Le duo Desandre-Dunford et les airs du Grand Siècle à Maguelone

→Au Festival de Maguelone en Occitanie, Léa Desandre et Thomas Dunford font revivre avec le programme « Laissez durer la nuit » un répertoire d’airs de cour français du XVIIe siècle riche quoique trop rarement interprété, dans une alchimie virtuose entre voix et théorbe.

La cathédrale de Maguelone se pare des couleurs musicales du Grand Siècle le temps d’un récital donné par la mezzo-soprano Léa Desandre et le luthiste Thomas Dunford, dans le cadre du Festival de Musique ancienne de Maguelone. « Laissez durer la nuit » propose un voyage à travers un répertoire lyrique qui explore les nuances du cœur avec subtilité.

Airs français méconnus

Le choix du duo s’est porté sur des airs du XVIIe siècle français, lesquels étaient habituellement donnés à la cour ou dans les salons par des musiciens en vue de leur temps. On retrouve ainsi les noms illustres de Marc-Antoine Charpentier et Marin Marais, mais aussi des noms moins connus comme Michel Lambert, Sébastien Le Camus ou Honoré d’Ambruys. Ce répertoire trop rarement abordé aujourd’hui foisonne de chansons, mettant souvent en jeu le sentiment amoureux et sa large palette émotionnelle tantôt légère et bucolique, tantôt dramatique et mélancolique, et se prête à merveille aux accents de voix virtuoses de Léa Desandre. Non content d’accompagner cette dernière, le théorbe de Thomas Dunford brille également en solo dans des pièces instrumentales de Robert de Visée qui ponctuent le concert.

Le programme s’autorise toutefois quelques excursions hors des frontières géographiques françaises, avec « Ombra mai fù« , air d’ouverture de l’opéra Serse de Georg Friedrich Haendel, mais aussi hors des frontières temporelles : ainsi « Mes longs cheveux », tiré de l’opéra Pelléas et Melisande de Debussy, et le surprenant « Dis-moi quand reviendras-tu ? » de l’auteure-compositrice Barbara, ouvrent sur l’héritage des chansons du Grand Siècle à travers les époques.

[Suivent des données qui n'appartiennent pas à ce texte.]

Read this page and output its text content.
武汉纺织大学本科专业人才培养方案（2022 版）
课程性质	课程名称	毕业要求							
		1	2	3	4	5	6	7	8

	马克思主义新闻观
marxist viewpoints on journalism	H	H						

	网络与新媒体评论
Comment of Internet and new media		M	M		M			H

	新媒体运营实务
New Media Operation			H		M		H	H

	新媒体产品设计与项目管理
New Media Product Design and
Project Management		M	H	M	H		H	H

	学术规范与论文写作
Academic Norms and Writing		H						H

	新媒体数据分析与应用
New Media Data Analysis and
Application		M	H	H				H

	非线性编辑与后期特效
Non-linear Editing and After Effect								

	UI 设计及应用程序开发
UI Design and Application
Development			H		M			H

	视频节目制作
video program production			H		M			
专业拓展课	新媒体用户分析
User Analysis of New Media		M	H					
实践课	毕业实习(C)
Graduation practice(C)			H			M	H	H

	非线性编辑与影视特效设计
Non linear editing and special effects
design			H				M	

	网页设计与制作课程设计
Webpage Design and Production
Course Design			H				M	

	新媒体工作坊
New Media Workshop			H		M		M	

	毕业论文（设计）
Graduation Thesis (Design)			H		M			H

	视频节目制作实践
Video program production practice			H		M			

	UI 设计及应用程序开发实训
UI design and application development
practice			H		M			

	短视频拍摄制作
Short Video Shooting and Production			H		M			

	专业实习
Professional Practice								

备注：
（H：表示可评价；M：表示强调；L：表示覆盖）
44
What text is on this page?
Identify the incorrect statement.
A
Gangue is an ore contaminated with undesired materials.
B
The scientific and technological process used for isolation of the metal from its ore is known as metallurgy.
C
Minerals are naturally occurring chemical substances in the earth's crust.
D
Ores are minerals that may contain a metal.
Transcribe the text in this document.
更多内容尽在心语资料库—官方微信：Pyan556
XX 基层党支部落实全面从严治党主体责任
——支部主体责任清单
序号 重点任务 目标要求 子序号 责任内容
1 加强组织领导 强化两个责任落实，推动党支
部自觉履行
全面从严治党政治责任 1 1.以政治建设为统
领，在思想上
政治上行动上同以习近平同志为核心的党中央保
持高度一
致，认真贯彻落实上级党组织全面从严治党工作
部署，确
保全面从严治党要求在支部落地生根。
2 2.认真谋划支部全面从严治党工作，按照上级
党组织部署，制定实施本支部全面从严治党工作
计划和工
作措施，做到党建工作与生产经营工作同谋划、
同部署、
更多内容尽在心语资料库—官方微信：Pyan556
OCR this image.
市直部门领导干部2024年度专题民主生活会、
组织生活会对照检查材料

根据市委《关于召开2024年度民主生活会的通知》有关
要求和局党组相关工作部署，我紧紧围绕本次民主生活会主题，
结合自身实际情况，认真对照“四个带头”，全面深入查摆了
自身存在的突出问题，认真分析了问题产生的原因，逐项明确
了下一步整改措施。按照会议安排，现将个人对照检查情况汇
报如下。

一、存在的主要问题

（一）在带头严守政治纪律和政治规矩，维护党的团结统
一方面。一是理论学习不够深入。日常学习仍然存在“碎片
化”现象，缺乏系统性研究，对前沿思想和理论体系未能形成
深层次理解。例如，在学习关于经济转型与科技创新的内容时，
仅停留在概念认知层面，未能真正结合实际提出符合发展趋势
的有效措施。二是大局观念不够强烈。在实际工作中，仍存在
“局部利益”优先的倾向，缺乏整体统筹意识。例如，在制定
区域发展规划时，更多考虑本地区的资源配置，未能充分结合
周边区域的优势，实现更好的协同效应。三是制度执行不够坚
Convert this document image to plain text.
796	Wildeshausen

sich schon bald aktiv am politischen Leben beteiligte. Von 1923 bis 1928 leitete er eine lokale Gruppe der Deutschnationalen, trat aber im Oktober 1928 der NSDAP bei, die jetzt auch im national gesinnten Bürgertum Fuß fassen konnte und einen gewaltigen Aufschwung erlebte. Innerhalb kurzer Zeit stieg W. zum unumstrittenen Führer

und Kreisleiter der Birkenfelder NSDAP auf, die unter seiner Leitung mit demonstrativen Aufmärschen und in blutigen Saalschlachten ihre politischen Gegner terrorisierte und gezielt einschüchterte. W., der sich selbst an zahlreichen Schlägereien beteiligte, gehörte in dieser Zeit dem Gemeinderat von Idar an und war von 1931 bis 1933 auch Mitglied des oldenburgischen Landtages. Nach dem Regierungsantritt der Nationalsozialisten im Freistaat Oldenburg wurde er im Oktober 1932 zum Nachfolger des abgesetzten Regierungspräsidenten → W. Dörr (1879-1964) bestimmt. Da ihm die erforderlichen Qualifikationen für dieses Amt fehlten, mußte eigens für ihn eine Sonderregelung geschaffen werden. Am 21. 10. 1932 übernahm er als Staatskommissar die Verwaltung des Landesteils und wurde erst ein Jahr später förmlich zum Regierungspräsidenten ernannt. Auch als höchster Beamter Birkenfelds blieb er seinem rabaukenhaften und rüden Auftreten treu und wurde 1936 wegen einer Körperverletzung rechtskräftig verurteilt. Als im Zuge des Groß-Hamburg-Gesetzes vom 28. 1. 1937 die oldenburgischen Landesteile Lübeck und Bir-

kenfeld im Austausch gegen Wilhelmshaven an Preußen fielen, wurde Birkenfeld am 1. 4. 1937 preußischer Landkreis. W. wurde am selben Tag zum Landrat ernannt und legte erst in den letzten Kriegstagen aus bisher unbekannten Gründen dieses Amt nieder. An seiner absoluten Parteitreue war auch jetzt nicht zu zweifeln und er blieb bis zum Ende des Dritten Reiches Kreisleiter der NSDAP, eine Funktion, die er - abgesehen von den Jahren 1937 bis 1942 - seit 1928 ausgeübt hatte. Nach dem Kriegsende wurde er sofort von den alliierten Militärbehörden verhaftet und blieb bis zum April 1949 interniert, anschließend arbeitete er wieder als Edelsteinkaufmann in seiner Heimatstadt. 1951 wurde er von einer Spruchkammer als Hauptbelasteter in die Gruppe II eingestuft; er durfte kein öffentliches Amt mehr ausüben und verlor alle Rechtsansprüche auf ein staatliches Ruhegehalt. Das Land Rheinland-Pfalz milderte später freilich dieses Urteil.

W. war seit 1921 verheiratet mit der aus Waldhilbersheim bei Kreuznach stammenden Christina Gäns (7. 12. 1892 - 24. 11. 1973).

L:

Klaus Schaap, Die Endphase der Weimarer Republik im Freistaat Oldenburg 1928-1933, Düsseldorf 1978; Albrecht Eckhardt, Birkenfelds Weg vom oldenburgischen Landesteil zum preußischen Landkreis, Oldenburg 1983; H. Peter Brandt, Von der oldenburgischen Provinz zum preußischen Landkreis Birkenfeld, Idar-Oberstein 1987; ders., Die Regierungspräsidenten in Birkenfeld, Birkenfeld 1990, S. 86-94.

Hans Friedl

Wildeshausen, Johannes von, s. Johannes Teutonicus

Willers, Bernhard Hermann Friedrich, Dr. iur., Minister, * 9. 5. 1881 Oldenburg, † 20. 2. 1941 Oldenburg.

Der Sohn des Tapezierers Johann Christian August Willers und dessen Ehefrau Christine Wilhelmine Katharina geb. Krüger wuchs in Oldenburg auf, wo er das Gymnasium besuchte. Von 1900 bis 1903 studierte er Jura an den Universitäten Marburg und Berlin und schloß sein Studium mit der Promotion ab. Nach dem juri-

Un tandem complémentaire et virtuose

Révélation artiste lyrique des Victoires de la musique classique 2017, prix jeune soliste des médias francophones publics 2018, la mezzo-soprano franco-italienne Léa Desandre a fait ses débuts dans le prestigieux Jardin des Voix aux côtés de William Christie. Formé à la Schola Cantorum de Bâle auprès de Hopkinson Smith, le luthiste Thomas Dunford évolue dans la même famille musicale avec sa participation aux Arts Florissants, mais aussi à des ensembles tels que Cappella Mediterranea, Le Concert Spirituel et les Musiciens de Saint-Julien. Il s’essaye également à la direction en fondant en 2018 son propre ensemble, Jupiter, qui sort un premier disque multi-récompensé consacré à Vivaldi l’année suivante.


Le Programme

🎼 Michel Lambert (1610-1696)

Ma bergère est tendre et fidèle
Ombre de mon amant
Vos mépris chaque jour

🎼 Robert de Visée (1650-1725)
Gavotte en ré mineur
Chaconne en ré mineur
Prélude et Sarabande en ré mineur
Allemande La Royale
Rondeau La mascarade

🎼 Marc-Antoine Charpentier (1643-1704)
Celle qui fait tout mon tourment
Auprès du feu on fait l’amour
Tristes déserts, sombre retraite
Sans frayeur dans ce bois

🎼 Sébastien Le Camus (1610-1677)
On n’entend rien dans ce bocage
Laissez durer la nuit
Forêts solitaires

🎼 Marin Marais (1656-1728)
Les Voix Humaines

🎼 Honoré d’Ambruys
Le doux silence de nos bois

🎼 Marie-Joseph Déodat de Séverac (1872 – 1921)
Paysages tristes

🎼 Georg Friedrich Haendel (1685 – 1759)
Ombra mai fù (Serse)

🎼 Claude Debussy (1862 – 1918)
Mes longs cheveux (Pelléas et Mélisande)

🎼 Barbara (1930 – 1997)
Dis-moi quand reviendras-tu ?

A la cathédrale de Maguelone, en 2019.